Soft Switching Fails at Scale

There is a significant camp of software developers who are developing software switching solutions for hypervisors. Which is nice, I guess. The use of software switching in the hypervisor has some good points but, in my view they are heavily outweighed by the bad.

Update 20140715

Although the logic of this post remains sound at the time it was written, today I take view that several factors have  changed my view.

1. X86 server network performance is now able to forward more than 40 gigabits  using just a single CPU. This makes the pricing of the 802.1BR/FEX standards unworkable in practice. 

2. In 2011, most of networking was about conserving resources and minimising usage of scarce system capacity in terms of bandwidth, capacity, TCAM or configuration time. In 2014, it’s clear that it is cheaper and better to buy use server software,  new switches and complement functions with SDN platforms. The cost of time and money in addressing the problems in this article is self-evident.

I’ve written several articles in a series on overlay networking that discuss why I can’t see how or why integration between the overlay and underlay matters. Although there are vendors who make the point that some form of integration is needed, I still don’t see the need. If you want to talk about it, please get it touch to tell me why.

Series on Overlay Networking

One final point – hardware still matters in the long run. But for the next five years at least, hardware performance does not need conservation for most people. Its cheaper to buy more resources aka hardware with software orchestration than to implement features that conserve them like 802.1BR/FEX.

Software Switching

The idea about software switching is that you can develop some software on in the hypervisor platform that performs all the frame forwarding. The folks over at Network Heresy have pumped out a number of self-serving and bombastic articles declaiming the value of software switching and that all inter-VM traffic should be handled in software. It all sounds very reasonable, but they haven’t discussed to overall picture that includes the larger eco-system.

I, currently, have a different view – let me use a diagram to show my concerns. If you look at the VM elements in a single hardware server and corresponding network connections, then it should summarise down to this:

Software switching 1

For frames that flow between VM A-B and C-D, the idea of using a software switch makes sense.

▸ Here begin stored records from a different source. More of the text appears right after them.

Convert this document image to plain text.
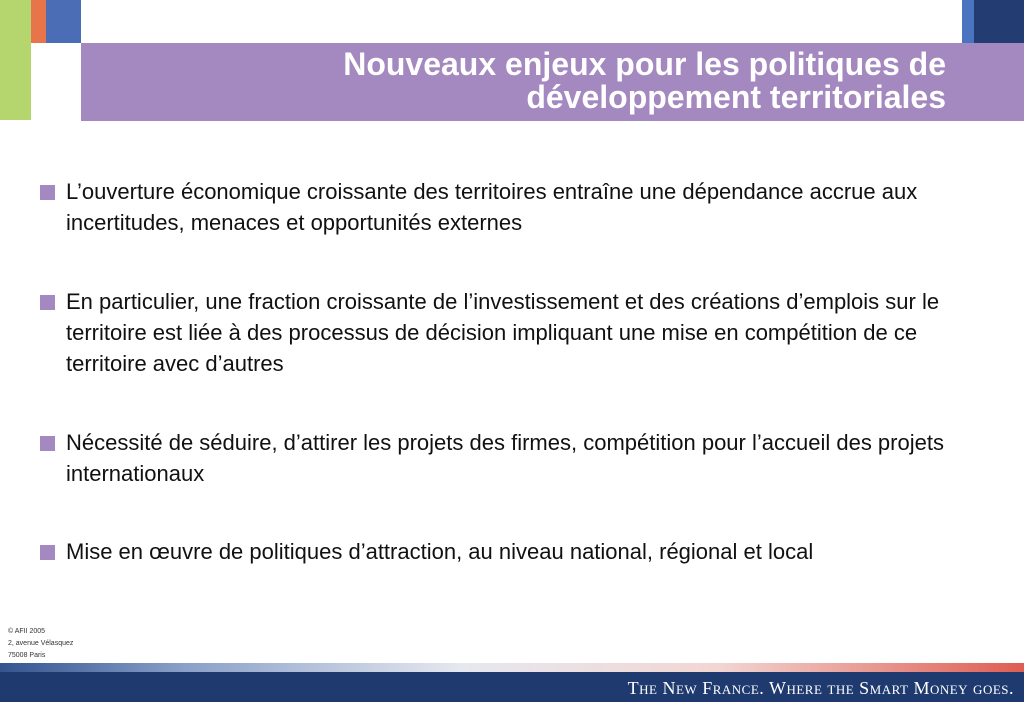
Nouveaux enjeux pour les politiques de
développement territoriales
L’ouverture économique croissante des territoires entraîne une dépendance accrue aux incertitudes, menaces et opportunités externes
En particulier, une fraction croissante de l’investissement et des créations d’emplois sur le territoire est liée à des processus de décision impliquant une mise en compétition de ce territoire avec d’autres
Nécessité de séduire, d’attirer les projets des firmes, compétition pour l’accueil des projets internationaux
Mise en œuvre de politiques d’attraction, au niveau national, régional et local
© AFII 2005
2, avenue Vélasquez
75008 Paris
The New France. Where the Smart Money goes.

After all, why send that traffic out from the hypervisor into the network just to switch it back where it came from. It seems rather obvious, but what happens in a much larger network with a number of servers hosting VMs:

Software switching 2

In this diagram, the frame forwarding between VM A-B and C-D will always cross the network. So let’s ask the question.

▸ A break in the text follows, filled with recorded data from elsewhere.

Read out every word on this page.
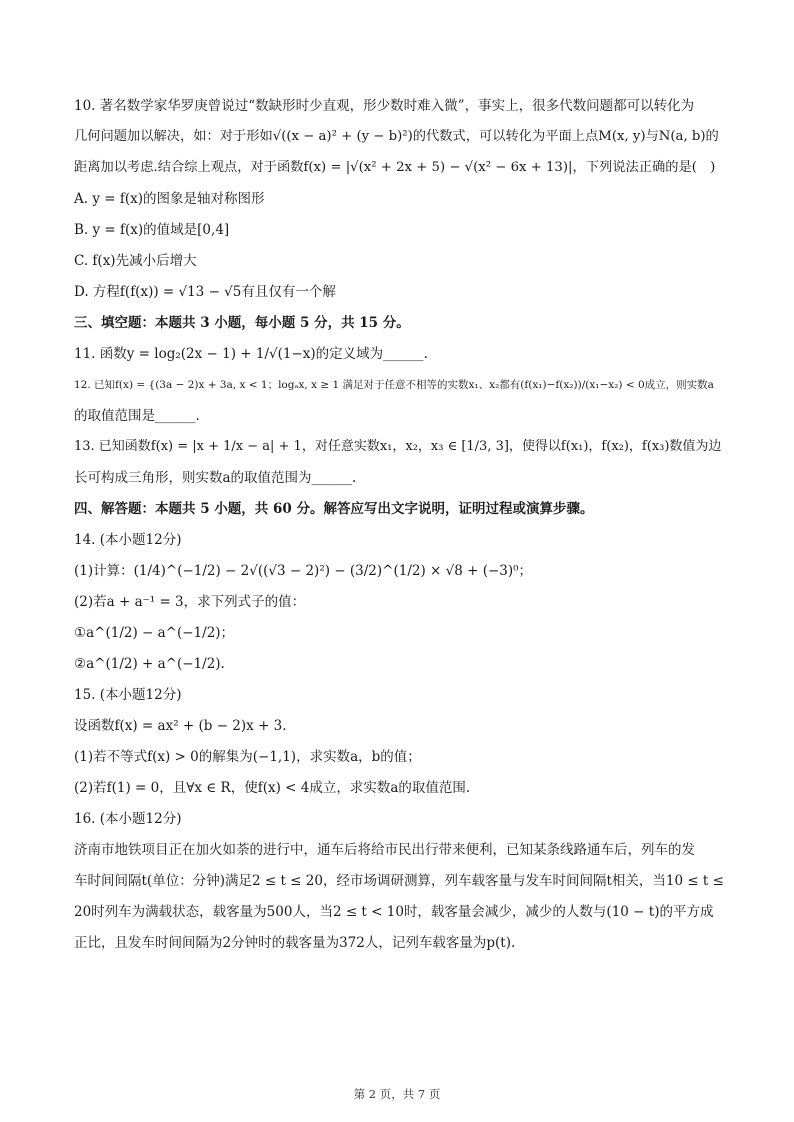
10. 著名数学家华罗庚曾说过“数缺形时少直观，形少数时难入微”，事实上，很多代数问题都可以转化为
几何问题加以解决，如：对于形如√((x − a)² + (y − b)²)的代数式，可以转化为平面上点M(x, y)与N(a, b)的
距离加以考虑.结合综上观点，对于函数f(x) = |√(x² + 2x + 5) − √(x² − 6x + 13)|，下列说法正确的是(　)
A. y = f(x)的图象是轴对称图形
B. y = f(x)的值域是[0,4]
C. f(x)先减小后增大
D. 方程f(f(x)) = √13 − √5有且仅有一个解
三、填空题：本题共 3 小题，每小题 5 分，共 15 分。
11. 函数y = log₂(2x − 1) + 1/√(1−x)的定义域为______.
12. 已知f(x) = {(3a − 2)x + 3a, x < 1；logₐx, x ≥ 1 满足对于任意不相等的实数x₁、x₂都有(f(x₁)−f(x₂))/(x₁−x₂) < 0成立，则实数a
的取值范围是______.
13. 已知函数f(x) = |x + 1/x − a| + 1，对任意实数x₁，x₂，x₃ ∈ [1/3, 3]，使得以f(x₁)，f(x₂)，f(x₃)数值为边
长可构成三角形，则实数a的取值范围为______.
四、解答题：本题共 5 小题，共 60 分。解答应写出文字说明，证明过程或演算步骤。
14. (本小题12分)
(1)计算：(1/4)^(−1/2) − 2√((√3 − 2)²) − (3/2)^(1/2) × √8 + (−3)⁰；
(2)若a + a⁻¹ = 3，求下列式子的值：
①a^(1/2) − a^(−1/2)；
②a^(1/2) + a^(−1/2).
15. (本小题12分)
设函数f(x) = ax² + (b − 2)x + 3.
(1)若不等式f(x) > 0的解集为(−1,1)，求实数a，b的值；
(2)若f(1) = 0，且∀x ∈ R，使f(x) < 4成立，求实数a的取值范围.
16. (本小题12分)
济南市地铁项目正在加火如荼的进行中，通车后将给市民出行带来便利，已知某条线路通车后，列车的发
车时间间隔t(单位：分钟)满足2 ≤ t ≤ 20，经市场调研测算，列车载客量与发车时间间隔t相关，当10 ≤ t ≤
20时列车为满载状态，载客量为500人，当2 ≤ t < 10时，载客量会减少，减少的人数与(10 − t)的平方成
正比，且发车时间间隔为2分钟时的载客量为372人，记列车载客量为p(t).
第 2 页，共 7 页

What is the value of software switching in this scenario ?

The software switching people claim that forwarding 10GbE of Ethernet frames will only one CPU core of a modern Intel server, and that isn’t much of a price to pay for the functionality. Yet, if ALL the frames are forwarded away from the hypervisor, then the software forwarding adds no value.

Ok, that’s not quite true. Using software switching add value where the hypervisor platform can signal between itself the configuration data of the connection to the switch – aka the switch port profile can be fully managed by hypervisor, and moves with the VM as its moves around the hypervisor system.

But, But, But

There is a key point that people often forget. You MUST assume that your VMs are NOT on the same motherboard/hypervisor. You might think that placing Apache and MySQL server on the same hypervisor is good idea for low network latency, and then forget that next week you are highly likely to migrate the MySQL server to new server to provide more RAM and CPU for a performance boost. Or is you are using a dynamic resource scheduler which moves GuestOS around the network on demand, you will never know what the network connection is.

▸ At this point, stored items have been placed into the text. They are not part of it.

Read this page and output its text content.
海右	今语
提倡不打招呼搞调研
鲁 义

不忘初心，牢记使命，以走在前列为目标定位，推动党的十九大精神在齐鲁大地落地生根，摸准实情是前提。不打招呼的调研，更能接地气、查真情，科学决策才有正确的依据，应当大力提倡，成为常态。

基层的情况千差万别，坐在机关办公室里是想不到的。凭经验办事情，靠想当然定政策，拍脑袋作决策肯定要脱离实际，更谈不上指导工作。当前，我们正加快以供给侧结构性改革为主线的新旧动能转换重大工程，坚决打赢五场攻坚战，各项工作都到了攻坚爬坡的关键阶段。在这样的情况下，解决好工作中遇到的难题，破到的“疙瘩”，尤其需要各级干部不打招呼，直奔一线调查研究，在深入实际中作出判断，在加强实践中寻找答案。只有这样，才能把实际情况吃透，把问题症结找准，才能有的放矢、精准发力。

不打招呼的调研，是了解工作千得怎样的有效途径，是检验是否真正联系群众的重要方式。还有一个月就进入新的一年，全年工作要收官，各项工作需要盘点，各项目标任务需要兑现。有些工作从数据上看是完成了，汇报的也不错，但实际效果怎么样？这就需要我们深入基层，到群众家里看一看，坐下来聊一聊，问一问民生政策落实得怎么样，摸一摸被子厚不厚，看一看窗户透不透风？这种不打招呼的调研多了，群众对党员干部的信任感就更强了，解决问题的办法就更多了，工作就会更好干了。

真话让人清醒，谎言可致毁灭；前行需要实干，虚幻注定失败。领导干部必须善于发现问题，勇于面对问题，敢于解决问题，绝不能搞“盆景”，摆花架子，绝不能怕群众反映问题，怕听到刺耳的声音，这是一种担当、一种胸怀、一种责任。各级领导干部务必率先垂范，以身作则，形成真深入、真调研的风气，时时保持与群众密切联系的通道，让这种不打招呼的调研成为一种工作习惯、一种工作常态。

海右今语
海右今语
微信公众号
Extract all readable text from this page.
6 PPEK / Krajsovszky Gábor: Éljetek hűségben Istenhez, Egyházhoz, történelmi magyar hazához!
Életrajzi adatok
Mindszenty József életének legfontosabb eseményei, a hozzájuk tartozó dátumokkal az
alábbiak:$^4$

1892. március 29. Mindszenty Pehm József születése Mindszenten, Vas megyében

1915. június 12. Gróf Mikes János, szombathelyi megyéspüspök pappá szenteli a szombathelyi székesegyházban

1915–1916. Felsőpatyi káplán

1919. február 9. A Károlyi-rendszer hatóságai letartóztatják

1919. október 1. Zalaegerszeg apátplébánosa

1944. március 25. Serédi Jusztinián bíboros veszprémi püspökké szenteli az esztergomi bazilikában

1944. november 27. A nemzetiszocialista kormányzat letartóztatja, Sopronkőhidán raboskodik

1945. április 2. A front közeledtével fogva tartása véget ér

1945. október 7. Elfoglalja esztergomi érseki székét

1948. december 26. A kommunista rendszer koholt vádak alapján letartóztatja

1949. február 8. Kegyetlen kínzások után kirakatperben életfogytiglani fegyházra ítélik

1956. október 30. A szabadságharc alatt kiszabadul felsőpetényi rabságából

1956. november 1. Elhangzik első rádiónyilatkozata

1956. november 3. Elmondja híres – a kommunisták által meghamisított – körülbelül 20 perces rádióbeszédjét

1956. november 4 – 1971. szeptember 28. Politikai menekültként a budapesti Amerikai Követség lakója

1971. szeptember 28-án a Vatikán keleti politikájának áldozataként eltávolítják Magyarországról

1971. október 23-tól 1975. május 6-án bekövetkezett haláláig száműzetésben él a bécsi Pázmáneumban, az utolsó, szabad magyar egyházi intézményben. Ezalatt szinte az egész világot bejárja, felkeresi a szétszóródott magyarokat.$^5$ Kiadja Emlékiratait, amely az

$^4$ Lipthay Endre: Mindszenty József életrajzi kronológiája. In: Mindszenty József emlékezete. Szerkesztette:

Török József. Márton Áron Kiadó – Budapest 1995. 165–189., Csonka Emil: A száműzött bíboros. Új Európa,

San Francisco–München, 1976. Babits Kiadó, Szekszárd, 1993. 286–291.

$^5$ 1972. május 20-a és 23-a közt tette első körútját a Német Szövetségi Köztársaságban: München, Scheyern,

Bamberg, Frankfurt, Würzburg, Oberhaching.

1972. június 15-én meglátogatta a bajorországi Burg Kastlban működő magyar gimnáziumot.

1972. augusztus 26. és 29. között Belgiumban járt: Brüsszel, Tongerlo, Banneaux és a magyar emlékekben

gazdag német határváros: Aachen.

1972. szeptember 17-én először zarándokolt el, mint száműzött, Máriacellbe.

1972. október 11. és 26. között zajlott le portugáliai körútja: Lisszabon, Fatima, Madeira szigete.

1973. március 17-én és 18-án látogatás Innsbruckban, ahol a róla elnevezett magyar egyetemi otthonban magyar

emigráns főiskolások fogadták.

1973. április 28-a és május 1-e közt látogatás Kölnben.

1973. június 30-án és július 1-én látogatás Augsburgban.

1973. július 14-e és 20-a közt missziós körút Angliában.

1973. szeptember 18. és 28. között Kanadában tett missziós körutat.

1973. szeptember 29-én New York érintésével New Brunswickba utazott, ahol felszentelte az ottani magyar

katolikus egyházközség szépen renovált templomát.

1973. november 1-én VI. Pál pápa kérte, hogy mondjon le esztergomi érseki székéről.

I would strongly make the point that, for most larger sites (where software switching offers the best value), that VMs almost never communicate with each other on the same hypervisor. Therefore, you MIGHT get lower latency within the chassis but you get much higher latency when forwarding off chassis. In modern “blah blah cloud” networks, latency is an absolute that much be reduced so that intersystem communication is as fast possible.

Complexity

The greatest enemy of reliable operation is complexity. I take the view that adding a complex software overlay to a system that already has the necessary features, is going to create serious problems:

Software switching 3

I don’t understand the benefit / impact relationship that would make me accept that adding complexity is viable.

Load and Latency.

In the second article the Network Heresy folks attempts to defend software switching and excoriate SR-IOV in particular.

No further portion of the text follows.